Se la consideriamo come tratto della personalità, in buona parte, è di natura istintiva, fa parte dell’indole innata di una persona, di un modo preferenziale di rapportarsi alle esperienze.

In tale forma la possiamo riconoscere nell’ introversione. Ma si tenga presente che in tal caso essa non implica, in alcun modo, difficoltà relazionali.

Vista come forma adattiva o strategica finalizzata allo scopo, la riservatezza è da considerare un comportamento che non implica abitudinarietà del suo manifestarsi, tende più che altro a essere temporaneo, una modalità operativa dettata dalla contingenza, da particolari condizioni che non si presentano in maniera stabile nel tempo. 

Come aspetto caratteriale, la riservatezza è un atteggiamento psicologico appreso o indotto dalle esperienze.

Quando parliamo di carattere ci riferiamo sempre a un insieme di comportamenti appresi e abituali.

Infatti, è proprio il ricorso abituale di determinati comportamenti a caratterizzare una persona.

Va osservato che la riservatezza come atteggiamento appreso, trova generalmente, la sua origine nell’ambiente sociale in cui si nasce e/o cresce.

Diversamente come atteggiamento indotto non possiamo che fare riferimento a comportamenti di risposta abituali a stimoli interpretati in determinati modi.

In quest’ultimi casi la timidezza, e le altre forme d’ansia sociale, costituiscono punti di partenza principali da cui discende il comportamento riservato.

Nella timidezza la riservatezza è un comportamento protettivo, spesso anche evitante.

La persona timida teme la rivelazione del sé e, al tempo stesso, è oberata da prolungati rimuginii e/o ruminazioni.

Talvolta la riservatezza è conseguenza “forzata” di una condizione di isolamento sociale che può scaturire sia da stati di appartenenza precaria, sia da uno stato di non appartenenza.

In questi casi l’individuo timido ha sé stesso come unico referente, per cui non può che rinchiudersi nel proprio dialogo interiore.

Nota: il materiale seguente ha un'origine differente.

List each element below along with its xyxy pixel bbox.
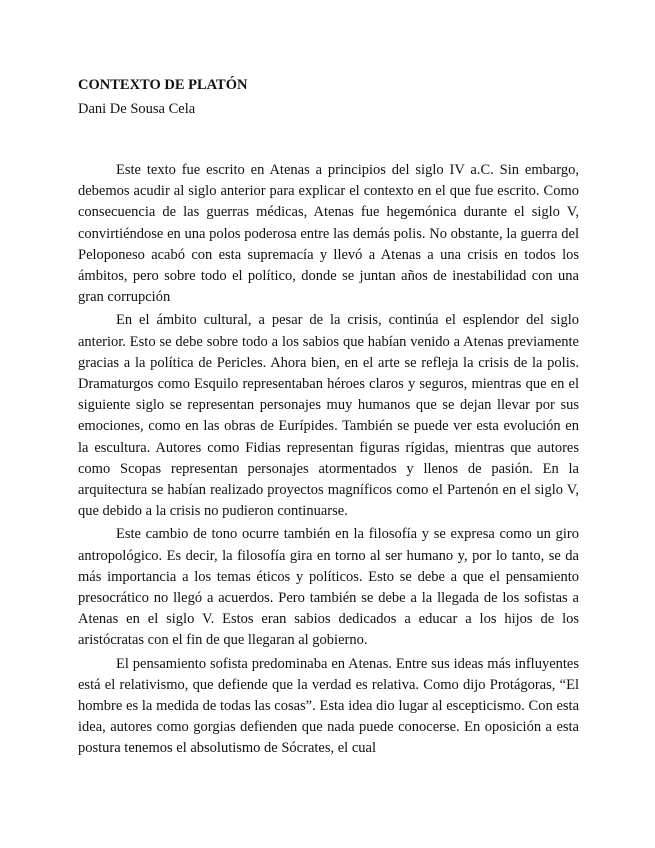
document-title: CONTEXTO DE PLATÓN <box>78 77 248 93</box>
document-body <box>78 160 579 760</box>
paragraph-1: Este texto fue escrito en Atenas a principios del siglo IV a.C. Sin embargo, debemos acudir al siglo anterior para explicar el contexto en el que fue escrito. Como consecuencia de las guerras médicas, Atenas fue hegemónica durante el siglo V, convirtiéndose en una polos poderosa entre las demás polis. No obstante, la guerra del Peloponeso acabó con esta supremacía y llevó a Atenas a una crisis en todos los ámbitos, pero sobre todo el político, donde se juntan años de inestabilidad con una gran corrupción <box>78 162 579 306</box>
paragraph-3: Este cambio de tono ocurre también en la filosofía y se expresa como un giro antropológico. Es decir, la filosofía gira en torno al ser humano y, por lo tanto, se da más importancia a los temas éticos y políticos. Esto se debe a que el pensamiento presocrático no llegó a acuerdos. Pero también se debe a la llegada de los sofistas a Atenas en el siglo V. Estos eran sabios dedicados a educar a los hijos de los aristócratas con el fin de que llegaran al gobierno. <box>78 526 579 649</box>
paragraph-2: En el ámbito cultural, a pesar de la crisis, continúa el esplendor del siglo anterior. Esto se debe sobre todo a los sabios que habían venido a Atenas previamente gracias a la política de Pericles. Ahora bien, en el arte se refleja la crisis de la polis. Dramaturgos como Esquilo representaban héroes claros y seguros, mientras que en el siguiente siglo se representan personajes muy humanos que se dejan llevar por sus emociones, como en las obras de Eurípides. También se puede ver esta evolución en la escultura. Autores como Fidias representan figuras rígidas, mientras que autores como Scopas representan personajes atormentados y llenos de pasión. En la arquitectura se habían realizado proyectos magníficos como el Partenón en el siglo V, que debido a la crisis no pudieron continuarse. <box>78 312 579 520</box>
document-author: Dani De Sousa Cela <box>78 101 196 117</box>
paragraph-4: El pensamiento sofista predominaba en Atenas. Entre sus ideas más influyentes está el relativismo, que defiende que la verdad es relativa. Como dijo Protágoras, “El hombre es la medida de todas las cosas”. Esta idea dio lugar al escepticismo. Con esta idea, autores como gorgias defienden que nada puede conocerse. En oposición a esta postura tenemos el absolutismo de Sócrates, el cual <box>78 655 579 757</box>
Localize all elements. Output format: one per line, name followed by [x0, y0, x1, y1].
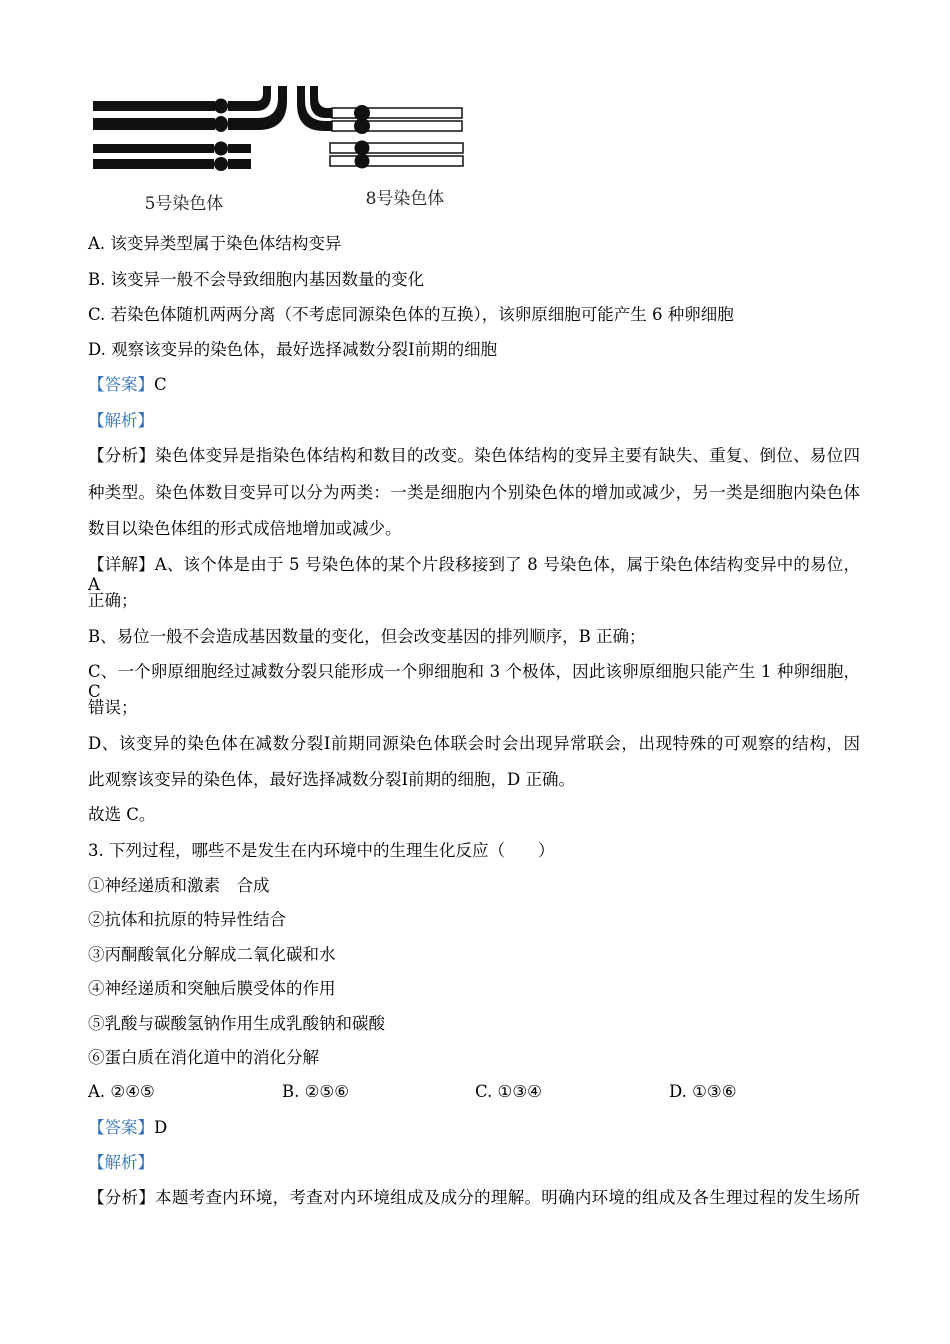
q2-detail-line: 【详解】A、该个体是由于 5 号染色体的某个片段移接到了 8 号染色体，属于染色体结构变异中的易位，A [88, 555, 860, 594]
q2-detail-line: B、易位一般不会造成基因数量的变化，但会改变基因的排列顺序，B 正确； [88, 627, 646, 646]
chromosome-8-normal [330, 141, 463, 169]
q2-detail-line: 正确； [88, 591, 138, 610]
centromere-5b [214, 116, 228, 132]
centromere-5d [214, 157, 228, 171]
chromosome-5-translocated [93, 86, 287, 132]
q3-item-5: ⑤乳酸与碳酸氢钠作用生成乳酸钠和碳酸 [88, 1014, 385, 1033]
centromere-5c [214, 142, 228, 156]
answer-tag: 【答案】 [88, 1118, 154, 1137]
translocated-segment-8a [310, 86, 333, 118]
q2-analysis-line: 【分析】染色体变异是指染色体结构和数目的改变。染色体结构的变异主要有缺失、重复、倒位、易位四 [88, 446, 860, 465]
q3-analysis-tag: 【解析】 [88, 1153, 154, 1172]
q3-choice-c: C. ①③④ [475, 1082, 542, 1101]
q3-choice-d: D. ①③⑥ [669, 1082, 737, 1101]
chromatid-8d [330, 156, 463, 166]
answer-value: C [154, 375, 167, 394]
centromere-8d [355, 154, 370, 169]
q2-analysis-line: 数目以染色体组的形式成倍地增加或减少。 [88, 519, 402, 538]
q2-answer-line [88, 375, 167, 395]
q2-option-a: A. 该变异类型属于染色体结构变异 [88, 234, 342, 253]
q2-analysis-line: 种类型。染色体数目变异可以分为两类：一类是细胞内个别染色体的增加或减少，另一类是细胞内染色体 [88, 483, 860, 502]
q3-item-3: ③丙酮酸氧化分解成二氧化碳和水 [88, 945, 336, 964]
q3-choices [88, 1082, 860, 1102]
q3-choice-b: B. ②⑤⑥ [282, 1082, 349, 1101]
centromere-8b [354, 118, 370, 134]
chromosome-8-translocated [297, 86, 462, 134]
q3-item-1: ①神经递质和激素 合成 [88, 876, 270, 895]
chromosome-5-normal [93, 142, 251, 172]
q2-option-b: B. 该变异一般不会导致细胞内基因数量的变化 [88, 270, 425, 289]
chromatid-5d-left-arm [93, 159, 214, 169]
chromatid-8b [332, 121, 462, 131]
q3-item-4: ④神经递质和突触后膜受体的作用 [88, 979, 336, 998]
chromatid-5b-left-arm [93, 118, 215, 130]
answer-tag: 【答案】 [88, 375, 154, 394]
q3-answer-line [88, 1118, 167, 1138]
chromatid-8a [332, 108, 462, 118]
q2-detail-line: 此观察该变异的染色体，最好选择减数分裂Ⅰ前期的细胞，D 正确。 [88, 770, 575, 789]
q2-option-c: C. 若染色体随机两两分离（不考虑同源染色体的互换），该卵原细胞可能产生 6 种卵细胞 [88, 305, 734, 324]
q2-conclusion: 故选 C。 [88, 805, 156, 824]
q2-detail-line: D、该变异的染色体在减数分裂Ⅰ前期同源染色体联会时会出现异常联会，出现特殊的可观察的结构，因 [88, 734, 860, 753]
answer-value: D [154, 1118, 168, 1137]
q3-stem: 3. 下列过程，哪些不是发生在内环境中的生理生化反应（ ） [88, 841, 555, 860]
q3-analysis-line: 【分析】本题考查内环境，考查对内环境组成及成分的理解。明确内环境的组成及各生理过程的发生场所 [88, 1188, 860, 1207]
chromosome-figure [80, 80, 480, 220]
chromatid-5c-left-arm [93, 144, 214, 153]
chromatid-5d-right-arm [228, 159, 251, 169]
chromatid-5a-bent-arm [228, 86, 271, 111]
q3-item-2: ②抗体和抗原的特异性结合 [88, 910, 286, 929]
centromere-8c [355, 141, 370, 156]
q3-choice-a: A. ②④⑤ [88, 1082, 155, 1101]
q2-option-d: D. 观察该变异的染色体，最好选择减数分裂Ⅰ前期的细胞 [88, 340, 498, 359]
q3-item-6: ⑥蛋白质在消化道中的消化分解 [88, 1048, 319, 1067]
label-chromosome-8: 8号染色体 [365, 189, 445, 209]
label-chromosome-5: 5号染色体 [144, 194, 224, 214]
q2-detail-line: C、一个卵原细胞经过减数分裂只能形成一个卵细胞和 3 个极体，因此该卵原细胞只能产生 1 种卵细胞，C [88, 662, 860, 701]
q2-analysis-tag: 【解析】 [88, 411, 154, 430]
centromere-5a [214, 99, 228, 114]
chromatid-5a-left-arm [93, 101, 215, 111]
q2-detail-line: 错误； [88, 698, 138, 717]
chromatid-8c [330, 143, 463, 153]
chromatid-5c-right-arm [228, 144, 251, 153]
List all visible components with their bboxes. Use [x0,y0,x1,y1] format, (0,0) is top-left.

Per la verità quest’ultimo aspetto potrebbe anche ascriversi in una sorta di riservatezza apparente.

Se consideriamo la riservatezza negli ambiti comportamentali delle ansie sociali, questa appare soprattutto come fattore disadattivo, come atteggiamento non funzionale alla socializzazione, come comportamento che trasmette messaggi di chiusura, indipendentemente dalla volontà e dalle intenzioni del soggetto.

Infatti, non possiamo ignorare il fatto che è impossibile evitare di comunicare; qualsiasi comportamento (ciò che si dice e ciò che si fa) è comunicazione in quanto interpretabile dagli altri a prescindere dalla nostra effettiva volontà di comunicare.

Le persone timide sono riservate anche perché sono preda dell’emozione della paura, è diversi sono i timori che le affliggono.

Ad esempio, la paura di essere giudicati induce molti soggetti a fare scena muta, ad astenersi dal prendere posizioni, a estraniarsi apparendo esternamente come una persona presa dai propri pensieri che si isola dal mondo.
Similmente accade anche per il timore di sbagliare, di non essere all’altezza, di non avere le giuste qualità o abilità, di essere respinti.

Alla base di tutto ci sono sempre le solite, maledette, credenze di base disfunzionali che definiscono il sé come inadeguato, in un modo, in un altro o in tanti modi.

L’isolamento sociale e il sommarsi degli insuccessi nell’interazione interpersonale, spingono gli ansiosi sociali a dirigere sempre di più la comunicazione verso il dialogo interiore, a volgere l’attenzione verso le proprie esperienze interne, a ridurre sempre di più l’esternalizzazione di emozioni e sentimenti.